November 20, 2012

Caveat emptor, regulators regulating!

Sir, I refer to Shahien Nasiripour and Tom Braithwaite’s report “Credit Suisse faces NY lawsuit” November 20, in order to comment on the temptations that existed (and still exist) for someone doing wrong, when awarding and packaging mortgages to the subprime sector. 

The natural incentive: If you convinced risky Joe to take a $300.000 mortgage at 11 percent for 30 years and then, with more than a little help from the credit rating agencies, you could convince risk-adverse Hans that this mortgage, repackaged in a securitized version, and rated AAA, was so safe that a six percent return was quite adequate, then you could sell the mortgage for $510.000 and pocket immediately a tidy profit of $210.000. 

The regulatory incentive: If banks invested in such AAA rated securities, or lent against it as collateral, then according to Basel II, they needed to hold only 1.6 percent of a very loosely defined capital, which amounted to allowing banks a mind-blowing 62.5 to 1 leverage of its very loosely defined capital. 

And the combination of these two incentives to create “The Infallible” proved too irresistible for many, like for Credit Suisse. Only Europe, over just a couple of years, invested over a trillion dollars in these securities.

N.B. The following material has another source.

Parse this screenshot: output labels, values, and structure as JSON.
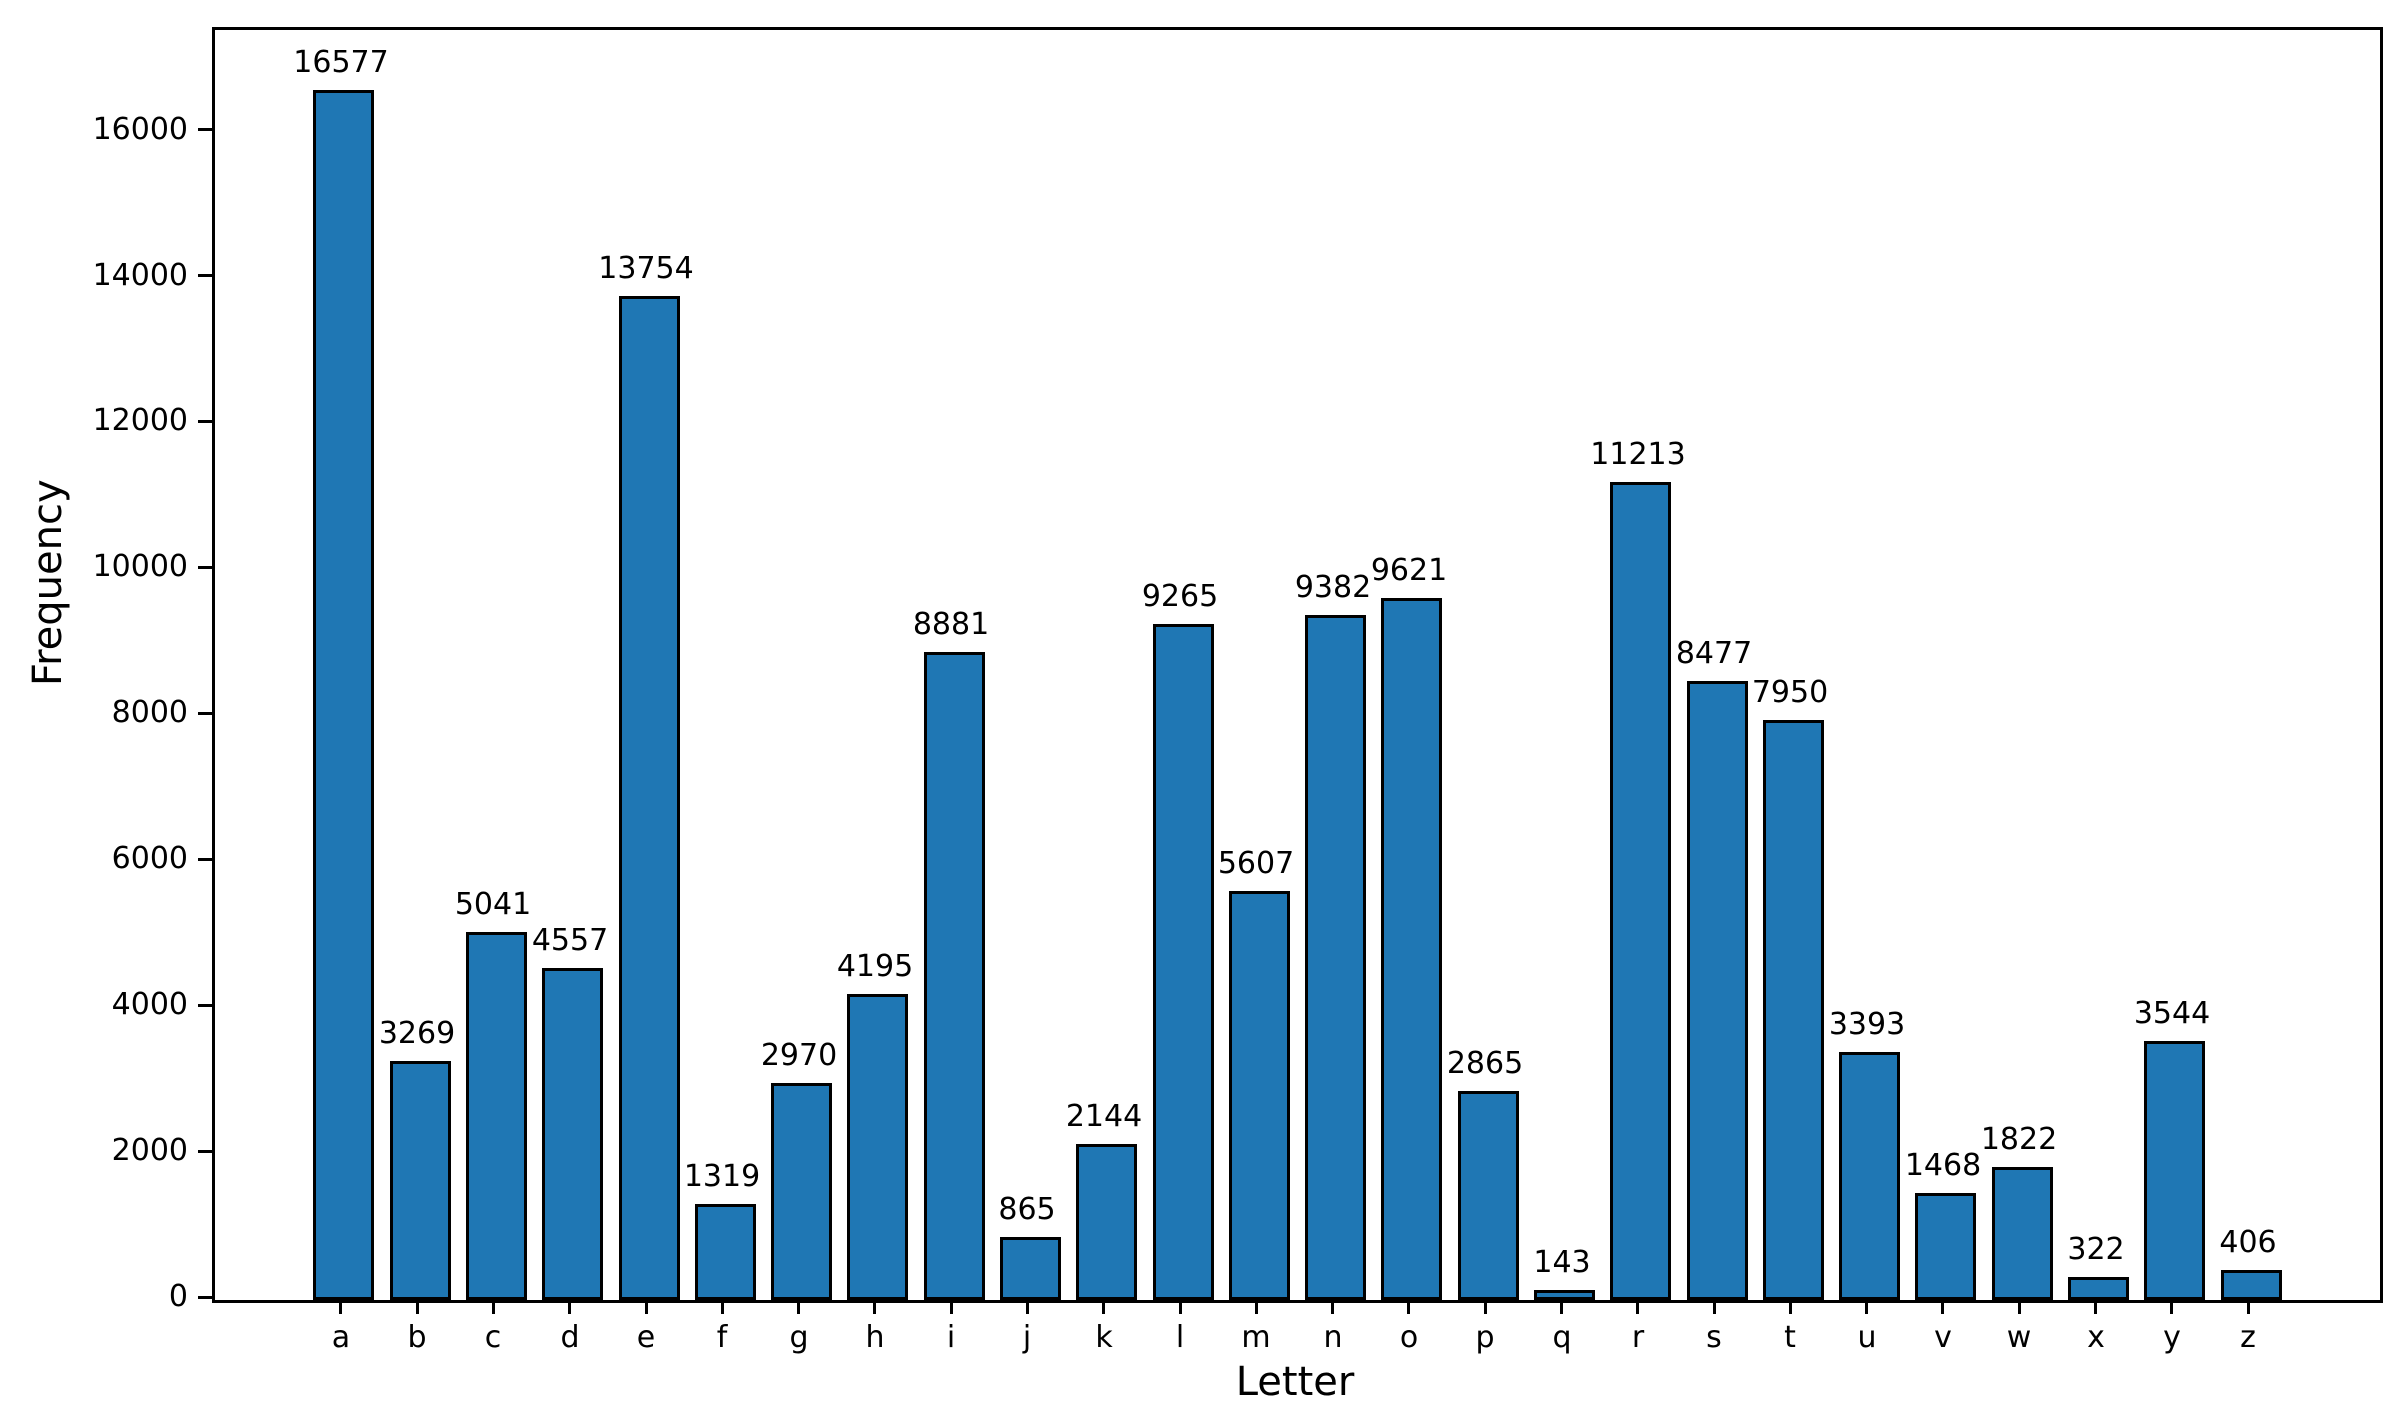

I am not clearing mortgage originators, mortgage packagers, security credit raters and investment banks of any of their responsibility, but are not those regulators who provided the irresistible temptations also at fault? 

The sad part of the story is that the possible cost of this sort of lawsuits will now have to be paid including by those who bear no blame for the disaster, like “The Risky”, like the small business and entrepreneurs, those with interest earning bank deposits, and taxpayers. 

From now on, besides notices on the door indicating a bank to be insured, we might also need to put up a sign stating “Caveat emptor, regulators regulating!”